The heart of this dispute, Stegich argued in the request for certiorari, lies with a 1964 edit to Section 1782 which swapped “in any judicial proceeding pending in any court in a foreign country” with the “significantly broader” phrase “in a proceeding in a foreign or international tribunal.” 

“Congress used the word ‘tribunal’ to ensure that assistance is not confined to conventional courts, but instead extends to administrative and quasijudicial proceedings,” the petition states. “Despite this clear expression of congressional intent to expand assistance to include quasi-judicial proceedings, and this court’s thorough analysis of that expansive intent…the circuit courts of appeals are split on the issue of whether an exception of one particular type of quasi-judicial proceedings—private commercial arbitrations—should be read into Section 1782.”

But Scott P. Martin, Rolls-Royce’s attorney with the Seattle office of Perkins Coie, wrote in an opposition brief that the arbitration panel in Europe acted within its authority to deny the document request lobbed by Servotronics, and the Seventh Circuit correctly ruled the motion brought by the company was outside U.S. courts’ control. 

“The documents that have not been produced are those categories that the arbitral panel concluded were ‘excessively broad,’ ‘insufficiently focused,’ ‘not necessary for the fair disposal of the arbitration,’ or ‘not directed to relevant documents,’” Martin wrote.  

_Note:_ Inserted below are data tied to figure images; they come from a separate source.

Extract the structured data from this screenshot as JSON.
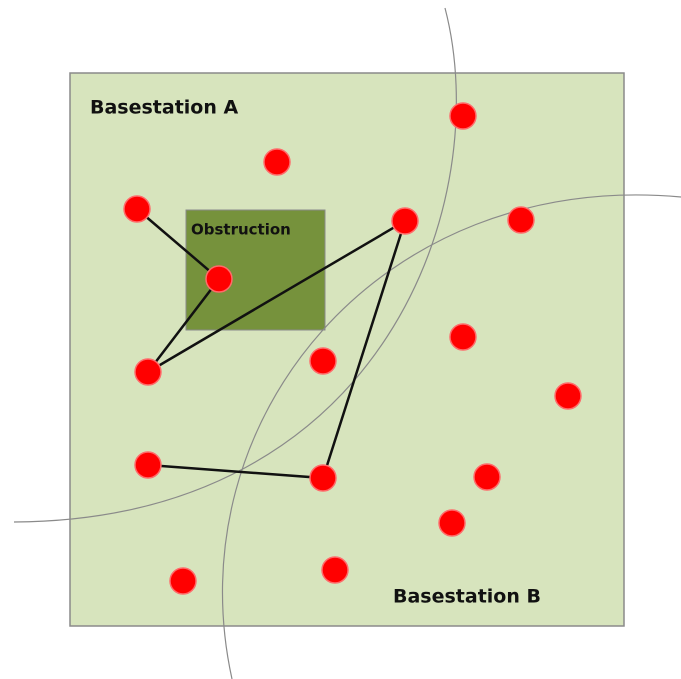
{
  "labels": {
    "basestation_a": "Basestation A",
    "basestation_b": "Basestation B",
    "obstruction": "Obstruction"
  }
}
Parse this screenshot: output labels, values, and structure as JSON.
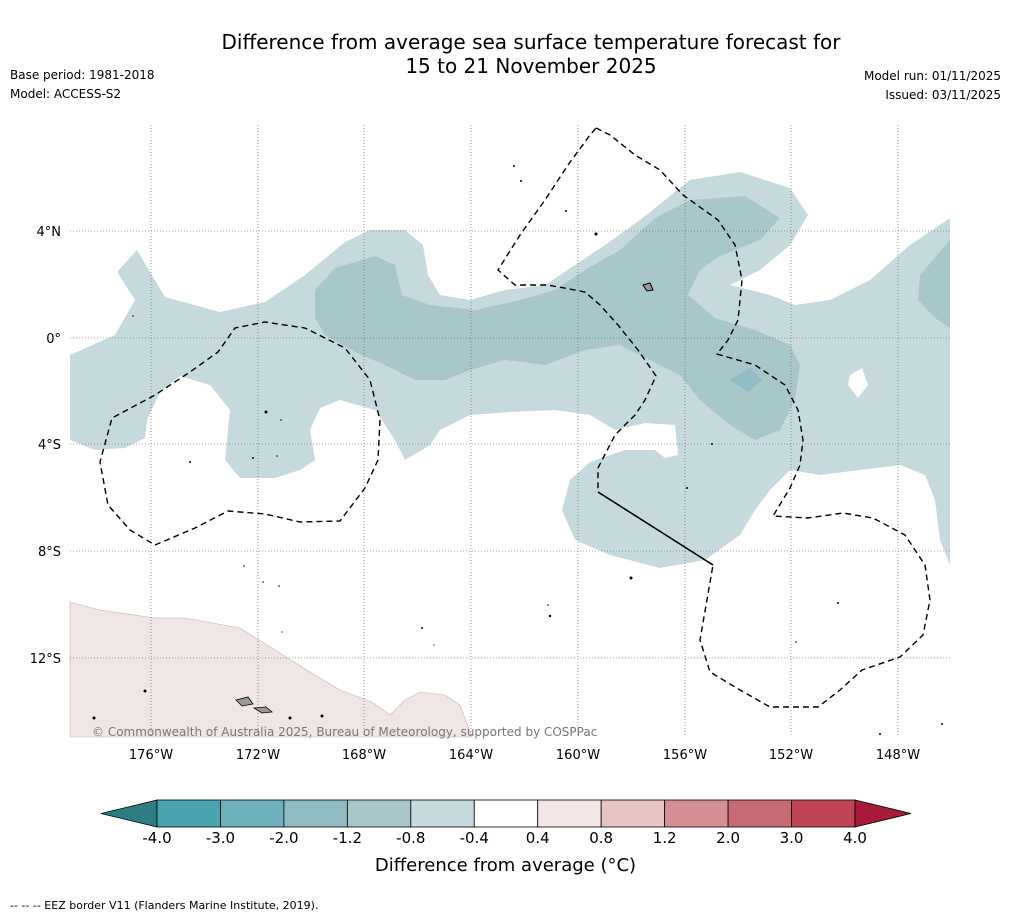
{
  "title": {
    "line1": "Difference from average sea surface temperature forecast for",
    "line2": "15 to 21 November 2025"
  },
  "meta_left": {
    "base_period": "Base period: 1981-2018",
    "model": "Model: ACCESS-S2"
  },
  "meta_right": {
    "model_run": "Model run: 01/11/2025",
    "issued": "Issued: 03/11/2025"
  },
  "map": {
    "lat_labels": [
      "4°N",
      "0°",
      "4°S",
      "8°S",
      "12°S"
    ],
    "lon_labels": [
      "176°W",
      "172°W",
      "168°W",
      "164°W",
      "160°W",
      "156°W",
      "152°W",
      "148°W"
    ],
    "copyright": "© Commonwealth of Australia 2025, Bureau of Meteorology, supported by COSPPac",
    "colors": {
      "light_blue": "#c6dadd",
      "mid_blue": "#a8c7cb",
      "darker_blue": "#8fbdc3",
      "light_pink": "#f1e6e6",
      "land": "#9a9a9a"
    }
  },
  "colorbar": {
    "ticks": [
      "-4.0",
      "-3.0",
      "-2.0",
      "-1.2",
      "-0.8",
      "-0.4",
      "0.4",
      "0.8",
      "1.2",
      "2.0",
      "3.0",
      "4.0"
    ],
    "colors": [
      "#4aa3b1",
      "#6eb0bc",
      "#8fbcc2",
      "#a8c7cb",
      "#c6dadd",
      "#ffffff",
      "#f3e6e6",
      "#e7c3c1",
      "#d48f95",
      "#c86a74",
      "#bf4555"
    ],
    "under_color": "#2f7d84",
    "over_color": "#a8193a",
    "label": "Difference from average (°C)"
  },
  "footnote": "-- -- -- EEZ border V11 (Flanders Marine Institute, 2019)."
}
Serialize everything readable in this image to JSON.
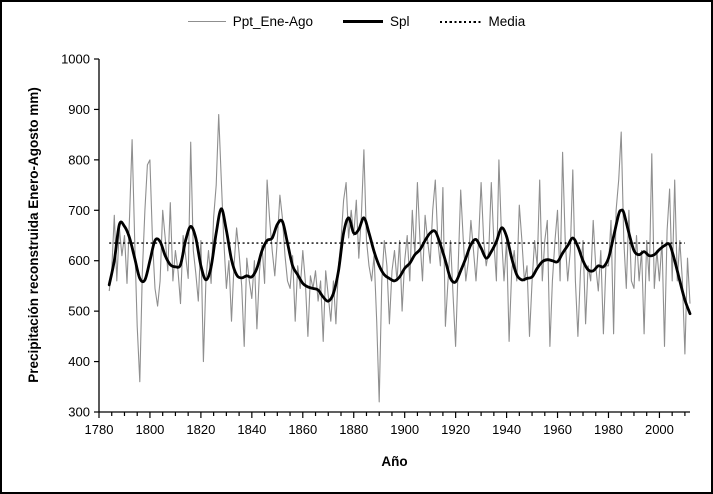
{
  "figure": {
    "background": "#ffffff",
    "border_color": "#000000"
  },
  "chart_data": {
    "type": "line",
    "title": "",
    "xlabel": "Año",
    "ylabel": "Precipitación reconstruida Enero-Agosto mm)",
    "x_range": [
      1780,
      2012
    ],
    "ylim": [
      300,
      1000
    ],
    "x_major_ticks": [
      1780,
      1800,
      1820,
      1840,
      1860,
      1880,
      1900,
      1920,
      1940,
      1960,
      1980,
      2000
    ],
    "x_minor_step": 5,
    "y_ticks": [
      300,
      400,
      500,
      600,
      700,
      800,
      900,
      1000
    ],
    "grid": false,
    "legend_position": "top-center",
    "legend": {
      "items": [
        {
          "id": "ppt",
          "label": "Ppt_Ene-Ago"
        },
        {
          "id": "spl",
          "label": "Spl"
        },
        {
          "id": "media",
          "label": "Media"
        }
      ]
    },
    "series": [
      {
        "name": "Ppt_Ene-Ago",
        "role": "annual",
        "color": "#8f8f8f",
        "line_width": 1.1,
        "x_start": 1784,
        "x_step": 1,
        "values": [
          540,
          580,
          690,
          560,
          665,
          610,
          650,
          555,
          690,
          840,
          640,
          470,
          360,
          575,
          700,
          790,
          800,
          640,
          545,
          510,
          560,
          700,
          645,
          580,
          715,
          560,
          620,
          580,
          515,
          650,
          610,
          565,
          835,
          620,
          575,
          520,
          640,
          400,
          565,
          620,
          555,
          685,
          750,
          890,
          760,
          640,
          545,
          600,
          480,
          590,
          665,
          615,
          550,
          430,
          605,
          560,
          525,
          600,
          465,
          580,
          630,
          555,
          760,
          680,
          620,
          570,
          640,
          730,
          685,
          610,
          560,
          545,
          610,
          480,
          590,
          545,
          620,
          560,
          450,
          570,
          545,
          580,
          520,
          560,
          440,
          580,
          530,
          480,
          560,
          475,
          590,
          640,
          720,
          755,
          645,
          700,
          650,
          720,
          605,
          690,
          820,
          640,
          590,
          560,
          610,
          480,
          320,
          560,
          640,
          590,
          475,
          580,
          620,
          560,
          640,
          500,
          600,
          650,
          560,
          700,
          610,
          755,
          640,
          560,
          690,
          640,
          595,
          700,
          760,
          640,
          590,
          745,
          470,
          560,
          640,
          530,
          430,
          590,
          740,
          640,
          560,
          600,
          680,
          620,
          560,
          640,
          755,
          640,
          590,
          620,
          755,
          640,
          560,
          800,
          650,
          560,
          640,
          440,
          580,
          620,
          560,
          710,
          640,
          560,
          590,
          450,
          560,
          640,
          590,
          760,
          560,
          640,
          680,
          430,
          560,
          640,
          700,
          560,
          815,
          640,
          560,
          620,
          780,
          560,
          450,
          580,
          640,
          475,
          590,
          560,
          680,
          590,
          540,
          620,
          455,
          590,
          590,
          680,
          455,
          700,
          760,
          855,
          640,
          545,
          700,
          560,
          545,
          650,
          560,
          620,
          455,
          640,
          560,
          812,
          545,
          620,
          560,
          640,
          430,
          660,
          742,
          560,
          760,
          560,
          640,
          560,
          415,
          605,
          515
        ]
      },
      {
        "name": "Spl",
        "role": "smoothed",
        "color": "#000000",
        "line_width": 2.8,
        "points": [
          [
            1784,
            552
          ],
          [
            1786,
            600
          ],
          [
            1788,
            672
          ],
          [
            1790,
            668
          ],
          [
            1792,
            645
          ],
          [
            1794,
            605
          ],
          [
            1796,
            565
          ],
          [
            1798,
            562
          ],
          [
            1800,
            600
          ],
          [
            1802,
            640
          ],
          [
            1804,
            638
          ],
          [
            1806,
            610
          ],
          [
            1808,
            592
          ],
          [
            1810,
            588
          ],
          [
            1812,
            592
          ],
          [
            1814,
            640
          ],
          [
            1816,
            668
          ],
          [
            1818,
            645
          ],
          [
            1820,
            590
          ],
          [
            1822,
            562
          ],
          [
            1824,
            588
          ],
          [
            1826,
            655
          ],
          [
            1828,
            703
          ],
          [
            1830,
            660
          ],
          [
            1832,
            602
          ],
          [
            1834,
            572
          ],
          [
            1836,
            566
          ],
          [
            1838,
            570
          ],
          [
            1840,
            568
          ],
          [
            1842,
            585
          ],
          [
            1844,
            620
          ],
          [
            1846,
            640
          ],
          [
            1848,
            645
          ],
          [
            1850,
            672
          ],
          [
            1852,
            678
          ],
          [
            1854,
            635
          ],
          [
            1856,
            590
          ],
          [
            1858,
            572
          ],
          [
            1860,
            555
          ],
          [
            1862,
            548
          ],
          [
            1864,
            545
          ],
          [
            1866,
            542
          ],
          [
            1868,
            528
          ],
          [
            1870,
            520
          ],
          [
            1872,
            535
          ],
          [
            1874,
            580
          ],
          [
            1876,
            655
          ],
          [
            1878,
            685
          ],
          [
            1880,
            655
          ],
          [
            1882,
            662
          ],
          [
            1884,
            685
          ],
          [
            1886,
            655
          ],
          [
            1888,
            618
          ],
          [
            1890,
            590
          ],
          [
            1892,
            572
          ],
          [
            1894,
            565
          ],
          [
            1896,
            560
          ],
          [
            1898,
            568
          ],
          [
            1900,
            585
          ],
          [
            1902,
            595
          ],
          [
            1904,
            612
          ],
          [
            1906,
            622
          ],
          [
            1908,
            640
          ],
          [
            1910,
            655
          ],
          [
            1912,
            658
          ],
          [
            1914,
            632
          ],
          [
            1916,
            600
          ],
          [
            1918,
            565
          ],
          [
            1920,
            558
          ],
          [
            1922,
            580
          ],
          [
            1924,
            605
          ],
          [
            1926,
            632
          ],
          [
            1928,
            642
          ],
          [
            1930,
            625
          ],
          [
            1932,
            605
          ],
          [
            1934,
            618
          ],
          [
            1936,
            638
          ],
          [
            1938,
            665
          ],
          [
            1940,
            648
          ],
          [
            1942,
            605
          ],
          [
            1944,
            572
          ],
          [
            1946,
            562
          ],
          [
            1948,
            565
          ],
          [
            1950,
            568
          ],
          [
            1952,
            585
          ],
          [
            1954,
            598
          ],
          [
            1956,
            602
          ],
          [
            1958,
            600
          ],
          [
            1960,
            598
          ],
          [
            1962,
            615
          ],
          [
            1964,
            630
          ],
          [
            1966,
            645
          ],
          [
            1968,
            628
          ],
          [
            1970,
            600
          ],
          [
            1972,
            582
          ],
          [
            1974,
            580
          ],
          [
            1976,
            590
          ],
          [
            1978,
            588
          ],
          [
            1980,
            605
          ],
          [
            1982,
            648
          ],
          [
            1984,
            692
          ],
          [
            1985,
            700
          ],
          [
            1986,
            695
          ],
          [
            1988,
            655
          ],
          [
            1990,
            620
          ],
          [
            1992,
            612
          ],
          [
            1994,
            618
          ],
          [
            1996,
            610
          ],
          [
            1998,
            612
          ],
          [
            2000,
            622
          ],
          [
            2002,
            630
          ],
          [
            2004,
            632
          ],
          [
            2006,
            600
          ],
          [
            2008,
            560
          ],
          [
            2010,
            522
          ],
          [
            2012,
            495
          ]
        ]
      },
      {
        "name": "Media",
        "role": "mean",
        "color": "#000000",
        "style": "dotted",
        "line_width": 1.4,
        "value": 635,
        "x_span": [
          1784,
          2010
        ]
      }
    ]
  }
}
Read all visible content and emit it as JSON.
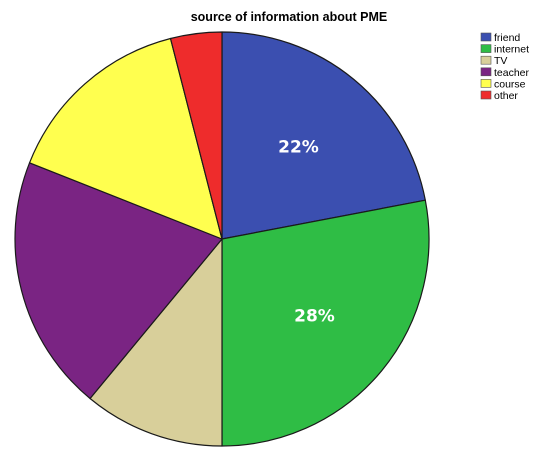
{
  "chart_data": {
    "type": "pie",
    "title": "source of information about PME",
    "categories": [
      "friend",
      "internet",
      "TV",
      "teacher",
      "course",
      "other"
    ],
    "values": [
      22,
      28,
      11,
      20,
      15,
      4
    ],
    "colors": [
      "#3b4fb0",
      "#2fbd45",
      "#d8cf9a",
      "#7a2483",
      "#ffff4f",
      "#ee2c2c"
    ],
    "data_labels": [
      "22%",
      "28%",
      "",
      "",
      "",
      ""
    ],
    "start_angle_deg": 0,
    "direction": "clockwise",
    "legend_position": "top-right",
    "slice_border_color": "#1a1a1a"
  }
}
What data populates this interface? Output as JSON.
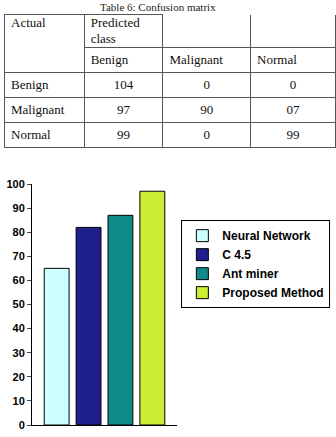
{
  "caption": "Table 6: Confusion matrix",
  "table": {
    "corner": "Actual",
    "group": "Predicted class",
    "header": [
      "Benign",
      "Malignant",
      "Normal"
    ],
    "rows": [
      [
        "Benign",
        "104",
        "0",
        "0"
      ],
      [
        "Malignant",
        "97",
        "90",
        "07"
      ],
      [
        "Normal",
        "99",
        "0",
        "99"
      ]
    ]
  },
  "chart_data": {
    "type": "bar",
    "categories": [
      null
    ],
    "series": [
      {
        "name": "Neural Network",
        "color": "#ccffff",
        "values": [
          65
        ]
      },
      {
        "name": "C 4.5",
        "color": "#1f1f8c",
        "values": [
          82
        ]
      },
      {
        "name": "Ant miner",
        "color": "#0f8a8a",
        "values": [
          87
        ]
      },
      {
        "name": "Proposed Method",
        "color": "#ccee33",
        "values": [
          97
        ]
      }
    ],
    "ylim": [
      0,
      100
    ],
    "yticks": [
      0,
      10,
      20,
      30,
      40,
      50,
      60,
      70,
      80,
      90,
      100
    ],
    "grid": false,
    "legend": "right",
    "tick_labels": "y"
  }
}
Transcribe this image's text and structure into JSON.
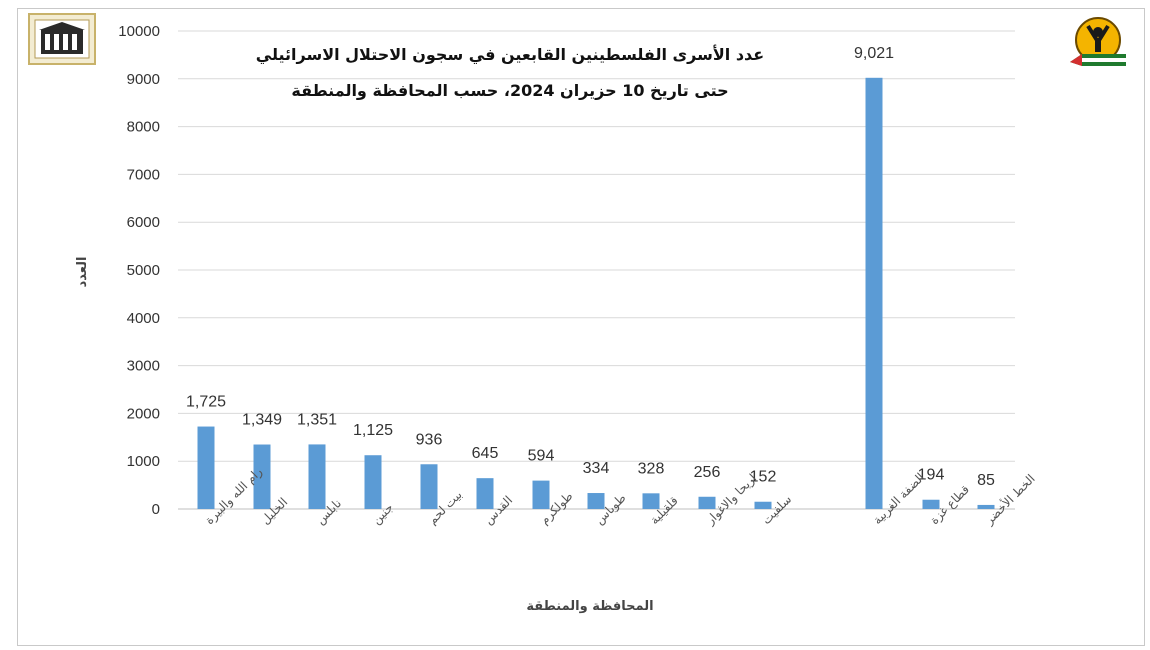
{
  "chart_data": {
    "type": "bar",
    "title": "عدد الأسرى الفلسطينين القابعين في سجون الاحتلال الاسرائيلي",
    "subtitle": "حتى تاريخ 10 حزيران 2024، حسب المحافظة والمنطقة",
    "xlabel": "المحافظة والمنطقة",
    "ylabel": "العدد",
    "ylim": [
      0,
      10000
    ],
    "yticks": [
      0,
      1000,
      2000,
      3000,
      4000,
      5000,
      6000,
      7000,
      8000,
      9000,
      10000
    ],
    "ytick_labels": [
      "0",
      "1000",
      "2000",
      "3000",
      "4000",
      "5000",
      "6000",
      "7000",
      "8000",
      "9000",
      "10000"
    ],
    "grid": true,
    "color": "#5b9bd5",
    "categories": [
      "رام الله والبيرة",
      "الخليل",
      "نابلس",
      "جنين",
      "بيت لحم",
      "القدس",
      "طولكرم",
      "طوباس",
      "قلقيلية",
      "اريحا والاغوار",
      "سلفيت",
      "الضفة الغربية",
      "قطاع غزة",
      "الخط الأخضر"
    ],
    "values": [
      1725,
      1349,
      1351,
      1125,
      936,
      645,
      594,
      334,
      328,
      256,
      152,
      9021,
      194,
      85
    ],
    "value_labels": [
      "1,725",
      "1,349",
      "1,351",
      "1,125",
      "936",
      "645",
      "594",
      "334",
      "328",
      "256",
      "152",
      "9,021",
      "194",
      "85"
    ]
  },
  "logos": {
    "left": "building-logo-icon",
    "right": "prisoner-emblem-icon"
  }
}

While he acknowledged the conflicting rulings between circuits, Martin instead suggested the case should “follow the well-reasoned approach that the Second Circuit first established more than two decades ago, which two other circuits have since embraced.” 

Neither Martin nor Stegich responded to requests for comment on the Supreme Court’s decision Monday to take up the case. Per their custom, the justices did not comment on the grant of review.

John B. Pinney, an attorney with the Cincinnati-based Graydon Head & Ritchey LLP, penned an amicus brief on behalf of the International Institute for Conflict Prevention & Resolution asking the high court to examine the matter. 

Pointing to the split circuit decisions, he argued “the only way for this conflict to be resolved is for the Supreme Court to take up this case.”

“The current existence of opposite rules on whether district courts have jurisdiction to render assistance under Section 1782 in gathering evidence for international arbitral tribunals creates both the opportunity for blatant forum shopping and the likelihood of protracted litigation on the threshold jurisdictional question in each of the seven remaining regional circuits that have not decided the question,” Pinney wrote.

The case was accepted following Friday’s Supreme Court conference meeting. Justice Samuel Alito took no part in the case’s consideration. No hearing date has been announced.